Now, Dan Deacon is certainly no Sylvester Stallone on the fame scale, but he certainly was a bit of a fish out of water on the day that Savannah, Georgia’s WSAV decided to let him perform a live song, “Ohio,” on the air during the network’s morning show. There were probably a lot of wide-awake people in Savannah that morning.
Sitting on Deacon’s table, surrounded by wave generators and a pile of cables, is perhaps the most powerful Casiotone ever made. The MT-400V, with its numerous effects, including an analog resonance filter, noise generator, and stereo chorus effects, somehow managed to find itself on the table of a serious (if absurdist) musical composer.
“A nice Casiotone is always an endless mammoth of sound that can be fun,” he told Pitchfork in 2007, amid the release of his first commercial album. “Especially the MT-400V, which is the one that I've been using for the longest and that's my favorite piece of gear that I have.”
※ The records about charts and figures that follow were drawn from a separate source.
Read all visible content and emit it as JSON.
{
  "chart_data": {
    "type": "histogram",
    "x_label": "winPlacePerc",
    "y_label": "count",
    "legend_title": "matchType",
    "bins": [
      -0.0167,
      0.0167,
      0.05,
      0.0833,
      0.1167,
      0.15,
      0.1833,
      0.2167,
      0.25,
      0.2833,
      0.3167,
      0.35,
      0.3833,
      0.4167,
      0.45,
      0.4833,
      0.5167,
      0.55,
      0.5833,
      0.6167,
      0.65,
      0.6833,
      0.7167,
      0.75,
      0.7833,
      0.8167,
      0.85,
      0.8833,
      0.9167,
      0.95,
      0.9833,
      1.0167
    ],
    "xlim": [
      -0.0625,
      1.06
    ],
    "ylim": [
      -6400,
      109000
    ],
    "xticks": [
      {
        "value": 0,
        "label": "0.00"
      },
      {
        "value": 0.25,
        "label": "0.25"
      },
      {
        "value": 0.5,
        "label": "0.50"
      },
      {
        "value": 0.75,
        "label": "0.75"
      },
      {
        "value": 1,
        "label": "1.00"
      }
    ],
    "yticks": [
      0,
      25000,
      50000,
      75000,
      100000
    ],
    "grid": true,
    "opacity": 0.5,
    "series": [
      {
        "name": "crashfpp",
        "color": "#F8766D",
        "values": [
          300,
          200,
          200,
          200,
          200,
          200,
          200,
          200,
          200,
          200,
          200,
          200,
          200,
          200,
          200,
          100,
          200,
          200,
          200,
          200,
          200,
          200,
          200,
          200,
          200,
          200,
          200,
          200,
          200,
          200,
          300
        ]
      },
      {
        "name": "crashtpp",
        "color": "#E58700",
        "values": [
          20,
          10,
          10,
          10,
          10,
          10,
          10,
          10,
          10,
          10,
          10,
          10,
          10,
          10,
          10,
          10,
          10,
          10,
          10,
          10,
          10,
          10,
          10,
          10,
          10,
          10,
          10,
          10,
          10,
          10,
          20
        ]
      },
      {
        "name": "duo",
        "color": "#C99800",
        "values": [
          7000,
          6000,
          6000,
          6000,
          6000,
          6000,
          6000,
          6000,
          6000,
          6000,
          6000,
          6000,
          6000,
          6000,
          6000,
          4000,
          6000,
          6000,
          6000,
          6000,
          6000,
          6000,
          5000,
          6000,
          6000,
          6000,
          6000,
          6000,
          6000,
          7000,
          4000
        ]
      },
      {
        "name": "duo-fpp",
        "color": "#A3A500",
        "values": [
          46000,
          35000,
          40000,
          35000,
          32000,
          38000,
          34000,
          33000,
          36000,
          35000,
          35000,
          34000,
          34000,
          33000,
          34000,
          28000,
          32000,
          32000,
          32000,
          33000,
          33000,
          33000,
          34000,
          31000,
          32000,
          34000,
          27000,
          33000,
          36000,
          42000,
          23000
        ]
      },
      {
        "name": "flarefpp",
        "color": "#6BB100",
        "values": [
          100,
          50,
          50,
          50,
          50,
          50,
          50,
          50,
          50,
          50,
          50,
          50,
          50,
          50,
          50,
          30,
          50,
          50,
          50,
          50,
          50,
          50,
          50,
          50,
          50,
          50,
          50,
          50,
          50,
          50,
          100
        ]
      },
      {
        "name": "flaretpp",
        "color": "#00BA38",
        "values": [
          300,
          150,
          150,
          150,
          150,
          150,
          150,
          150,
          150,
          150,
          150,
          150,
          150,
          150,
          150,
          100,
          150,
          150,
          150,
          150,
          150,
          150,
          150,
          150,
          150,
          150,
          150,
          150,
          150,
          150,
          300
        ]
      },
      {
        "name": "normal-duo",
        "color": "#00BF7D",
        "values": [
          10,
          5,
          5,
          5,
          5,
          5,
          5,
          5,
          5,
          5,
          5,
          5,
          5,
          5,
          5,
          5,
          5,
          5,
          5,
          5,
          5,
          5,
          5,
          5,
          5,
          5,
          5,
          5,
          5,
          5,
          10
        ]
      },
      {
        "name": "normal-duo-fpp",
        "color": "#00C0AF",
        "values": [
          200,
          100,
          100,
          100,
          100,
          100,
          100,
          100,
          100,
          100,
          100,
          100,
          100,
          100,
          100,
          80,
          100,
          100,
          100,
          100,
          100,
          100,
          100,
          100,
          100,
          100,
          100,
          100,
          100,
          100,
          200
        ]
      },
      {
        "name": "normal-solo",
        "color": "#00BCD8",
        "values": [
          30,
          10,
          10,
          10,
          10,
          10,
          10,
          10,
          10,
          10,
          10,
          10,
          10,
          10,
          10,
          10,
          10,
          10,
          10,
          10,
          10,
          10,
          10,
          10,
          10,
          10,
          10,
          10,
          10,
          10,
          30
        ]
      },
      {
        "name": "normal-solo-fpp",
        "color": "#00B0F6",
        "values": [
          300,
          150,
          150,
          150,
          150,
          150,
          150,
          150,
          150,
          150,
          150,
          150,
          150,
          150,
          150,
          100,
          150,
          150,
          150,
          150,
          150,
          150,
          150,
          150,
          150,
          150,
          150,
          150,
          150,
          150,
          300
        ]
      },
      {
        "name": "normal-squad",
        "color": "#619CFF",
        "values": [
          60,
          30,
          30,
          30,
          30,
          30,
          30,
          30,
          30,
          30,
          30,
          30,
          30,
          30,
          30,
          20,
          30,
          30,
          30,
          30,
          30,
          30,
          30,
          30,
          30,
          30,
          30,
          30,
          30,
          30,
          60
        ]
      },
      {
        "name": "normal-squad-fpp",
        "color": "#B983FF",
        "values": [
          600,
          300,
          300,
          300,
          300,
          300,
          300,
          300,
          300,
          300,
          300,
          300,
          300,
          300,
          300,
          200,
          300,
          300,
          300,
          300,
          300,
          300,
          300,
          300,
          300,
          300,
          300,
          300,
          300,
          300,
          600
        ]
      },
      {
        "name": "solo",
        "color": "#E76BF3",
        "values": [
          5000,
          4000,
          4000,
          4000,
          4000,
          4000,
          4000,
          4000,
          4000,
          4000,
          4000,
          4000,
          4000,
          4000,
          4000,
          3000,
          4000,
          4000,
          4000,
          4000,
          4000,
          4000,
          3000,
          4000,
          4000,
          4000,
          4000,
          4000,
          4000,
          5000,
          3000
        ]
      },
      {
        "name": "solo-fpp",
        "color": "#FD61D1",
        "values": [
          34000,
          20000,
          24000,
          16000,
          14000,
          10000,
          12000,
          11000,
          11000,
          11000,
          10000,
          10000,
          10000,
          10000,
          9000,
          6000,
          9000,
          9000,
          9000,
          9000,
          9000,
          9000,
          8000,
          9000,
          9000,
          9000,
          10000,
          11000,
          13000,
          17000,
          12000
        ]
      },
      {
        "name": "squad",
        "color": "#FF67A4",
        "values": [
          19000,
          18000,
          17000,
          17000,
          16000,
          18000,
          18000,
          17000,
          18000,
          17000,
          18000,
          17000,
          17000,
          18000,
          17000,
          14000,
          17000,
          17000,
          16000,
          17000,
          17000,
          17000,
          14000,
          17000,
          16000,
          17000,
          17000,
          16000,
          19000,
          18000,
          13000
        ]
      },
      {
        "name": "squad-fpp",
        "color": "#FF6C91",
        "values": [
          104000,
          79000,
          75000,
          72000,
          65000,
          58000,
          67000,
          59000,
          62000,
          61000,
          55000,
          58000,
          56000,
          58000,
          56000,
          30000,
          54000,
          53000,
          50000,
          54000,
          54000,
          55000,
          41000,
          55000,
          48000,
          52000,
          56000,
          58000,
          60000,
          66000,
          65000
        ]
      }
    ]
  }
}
Deacon wasn’t alone in finding love for these devices, despite their clear deficiencies compared to better pieces of professional gear. Artists way bigger (or, more often, smaller) than Deacon have embraced the Casiotone in ways big and small—whether as an element of a larger composition, or (in the case of the lamented Casiotone for the Painfully Alone) pretty much the whole act.
See this viral clip of Jimmy Fallon, Metallica, and The Roots playing "Enter Sandman" on classroom instruments from just this week? They're keeping time with the help of a Casio VL-Tone.
Circuit benders have broken these devices in ways that push them far past their limits. They’re artifacts, yet they’re still vital.
In 2013, artist Daniel Arsham teamed with Pharrell Williams, who got his start on a Casiotone MT-500. Arsham took the shape of the keyboard and created replicas that were designed to look like they had suffered damage, like an artifact.
“I’ve described it as taking it something from the recent past and projecting it over the current moment into the future,” Arsham told T Magazine. “In some ways you’re erasing the present.”
Finally, someone captured a visual representation of the sound of these things.